Fear by Dirk Kurbjuweit and translated by Imogen Taylor. It is available for purchase in various formats and is published by The Orion Publishing Group.
You’d die for your family. But would you kill for them?
Family is everything. So what if yours was being terrorised by a neighbour – a man who doesn’t listen to reason, whose actions become more erratic and sinister with each passing day? And those you thought would help – the police, your lawyer – can’t help you.
You become afraid to leave your family at home alone. But there’s nothing more you can do to protect them.
This is quite a different book. It is based around the authors experiences of being stalked. We are told from the outset of the crime that has been committed, who committed it and who the victim was.
It is written from the viewpoint of the main protagonist, Randolph. The author states at the very beginning that Randolph is a version of himself.
So initially we start in present day when Randolph has just phoned the police to report the murder. We are then taken back to Randolph’s childhood, his years growing up in a still divided Germany, how he met his wife Rebecca and his life after. These details, for me, provide the main crux of the story, they are wrapped around the events leading up to and including the murder that takes place.
The murder was the result of Dieter, the neighbour and his unhealthy obsession with Randolph and Rebecca’s family. Dieter has accused them of abusing their children Paul and Fay. He is initially friendly towards the family when they move into the flat above him, but soon things change and he begins a reign of terror.
So essentially there are two stories running in this book, that of Randolph and his life story, then, that of Dieter and his terrorising of the family. There is a huge amount of information in this book and explores a vast array of topics, such as, status, class and culture, as well as lots of observational accounts of living in a divided Germany at a time of great change. It is a good genre spanning book with crime, thriller, psychological aspects and fiction.
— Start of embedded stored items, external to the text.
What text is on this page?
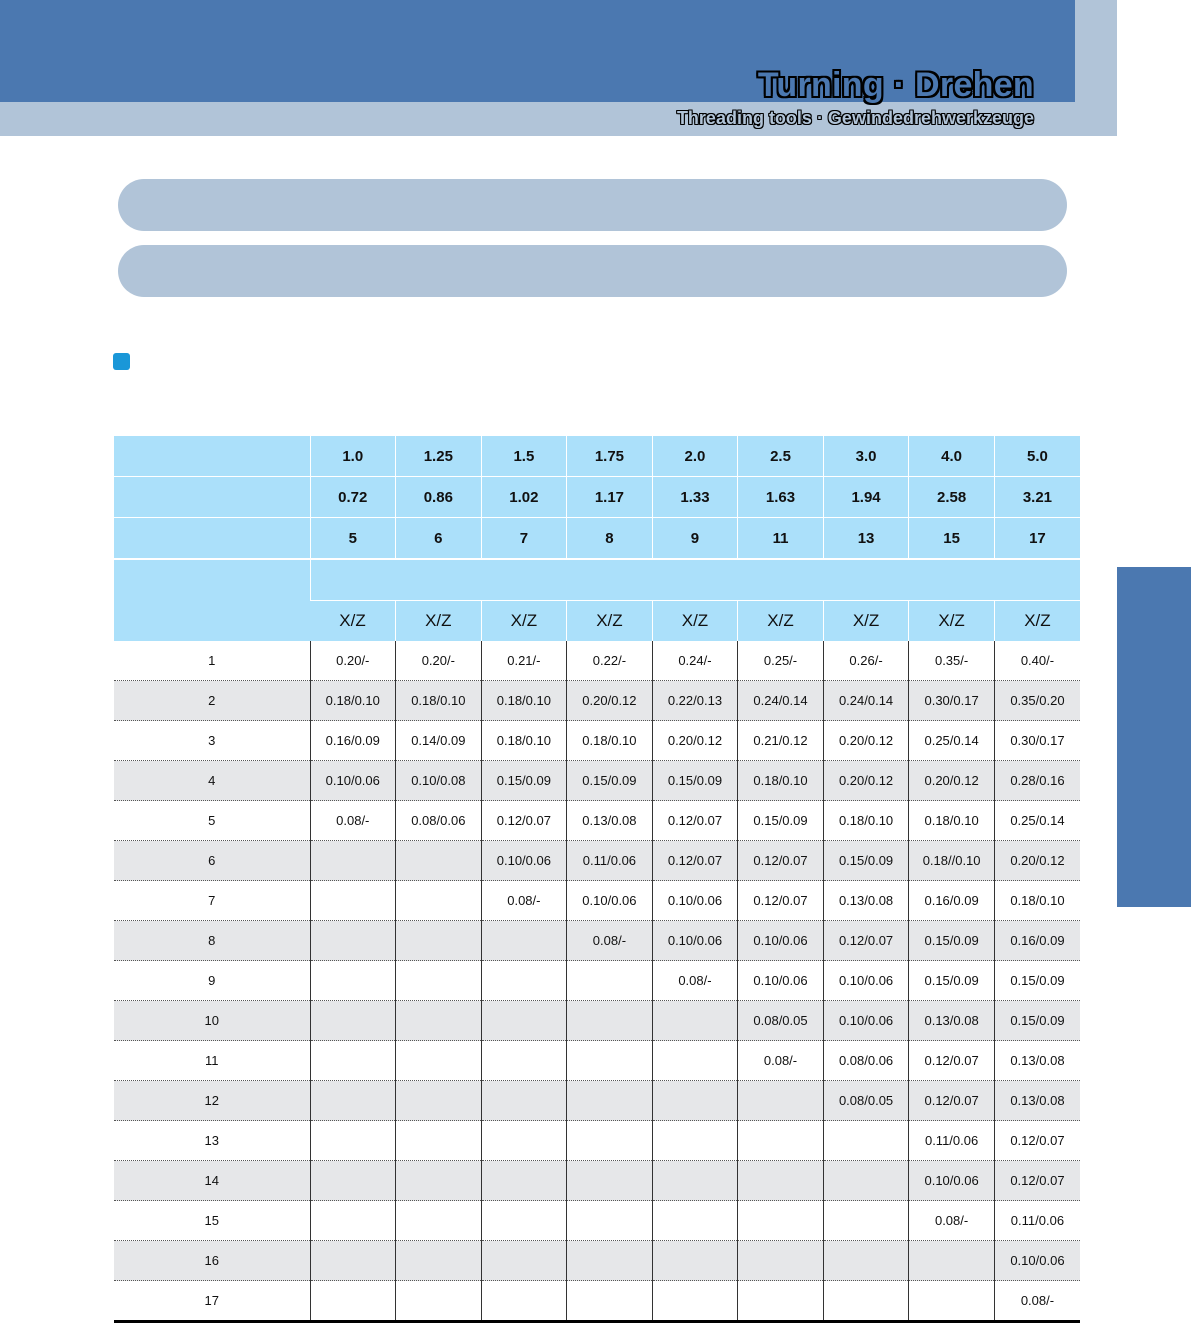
Turning · Drehen
Threading tools · Gewindedrehwerkzeuge
	1.0	1.25	1.5	1.75	2.0	2.5	3.0	4.0	5.0
	0.72	0.86	1.02	1.17	1.33	1.63	1.94	2.58	3.21
	5	6	7	8	9	11	13	15	17

	X/Z	X/Z	X/Z	X/Z	X/Z	X/Z	X/Z	X/Z	X/Z
1	0.20/-	0.20/-	0.21/-	0.22/-	0.24/-	0.25/-	0.26/-	0.35/-	0.40/-
2	0.18/0.10	0.18/0.10	0.18/0.10	0.20/0.12	0.22/0.13	0.24/0.14	0.24/0.14	0.30/0.17	0.35/0.20
3	0.16/0.09	0.14/0.09	0.18/0.10	0.18/0.10	0.20/0.12	0.21/0.12	0.20/0.12	0.25/0.14	0.30/0.17
4	0.10/0.06	0.10/0.08	0.15/0.09	0.15/0.09	0.15/0.09	0.18/0.10	0.20/0.12	0.20/0.12	0.28/0.16
5	0.08/-	0.08/0.06	0.12/0.07	0.13/0.08	0.12/0.07	0.15/0.09	0.18/0.10	0.18/0.10	0.25/0.14
6			0.10/0.06	0.11/0.06	0.12/0.07	0.12/0.07	0.15/0.09	0.18//0.10	0.20/0.12
7			0.08/-	0.10/0.06	0.10/0.06	0.12/0.07	0.13/0.08	0.16/0.09	0.18/0.10
8				0.08/-	0.10/0.06	0.10/0.06	0.12/0.07	0.15/0.09	0.16/0.09
9					0.08/-	0.10/0.06	0.10/0.06	0.15/0.09	0.15/0.09
10						0.08/0.05	0.10/0.06	0.13/0.08	0.15/0.09
11						0.08/-	0.08/0.06	0.12/0.07	0.13/0.08
12							0.08/0.05	0.12/0.07	0.13/0.08
13								0.11/0.06	0.12/0.07
14								0.10/0.06	0.12/0.07
15								0.08/-	0.11/0.06
16									0.10/0.06
17									0.08/-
This book is written as an account of events, it is set at a good pace with well described and developed characters. I would recommend this book to readers of Crime and Thriller, Psychological Thriller and also Fiction.
My thanks to Orion Publishing and NetGalley for my copy of this eARC. My views are my own and are unbiased.
Praise for the Book:
What critics are saying about FEAR:
‘I’m intrigued by Dirk Kurbjuweit’s novel FEAR, about a stalker living downstairs’ – LIONEL SHRIVER, THE OBSERVER
‘Remarkable’ – THE OBSERVER
‘Addictive… There’s a twist at the end that is worth waiting for’ – INDEPENDENT
‘A terrifying study of a family threatened by the tenant living downstairs’ – WOMAN&HOME
‘Brilliantly done to play on every parents’ deepest fears’ – FIONA BARTON, bestselling author of THE WIDOW
What readers are saying about FEAR:
‘Thought-provoking, intelligent and genuinely chilling. It’s quite possible that we are all just a few provocations away from cold-blooded murder’ – ELIZABETH HAYNES, author of INTO THE DARKEST CORNER
‘A terrific, original thriller – I loved it’ JOANNE HARRIS
‘FEAR makes us sympathetic to violent revenge, accessories to murder’ – HERMAN KOCH, author of THE DINNER
‘I loved it. So rich and claustrophobic’ – RENEE KNIGHT, author of DISCLAIMER
‘The most original thriller of the year’ – NETGALLEY
‘Expertly constructed, highly entertaining and thought-provoking’ – Cloggie, Amazon reviewer
‘If you’re looking for a thriller with psychological insight, I highly recommend this one’ – Marjorie, Amazon reviewer
‘Not your usual thriller’ – Fiona, Amazon reviewer
About the Author:
Dirk Kurbjuweit is deputy editor-in-chief at German current affairs magazine Der Spiegel, where he has worked since 1999, and divides his time between Berlin and Hamburg. He has received numerous awards for his writing, including the Egon Erwin Kisch Prize for journalism, and is the author of seven critically acclaimed novels, many of which, including FEAR, have been adapted for film, television and radio in Germany. FEAR is the first of his works to be translated into English.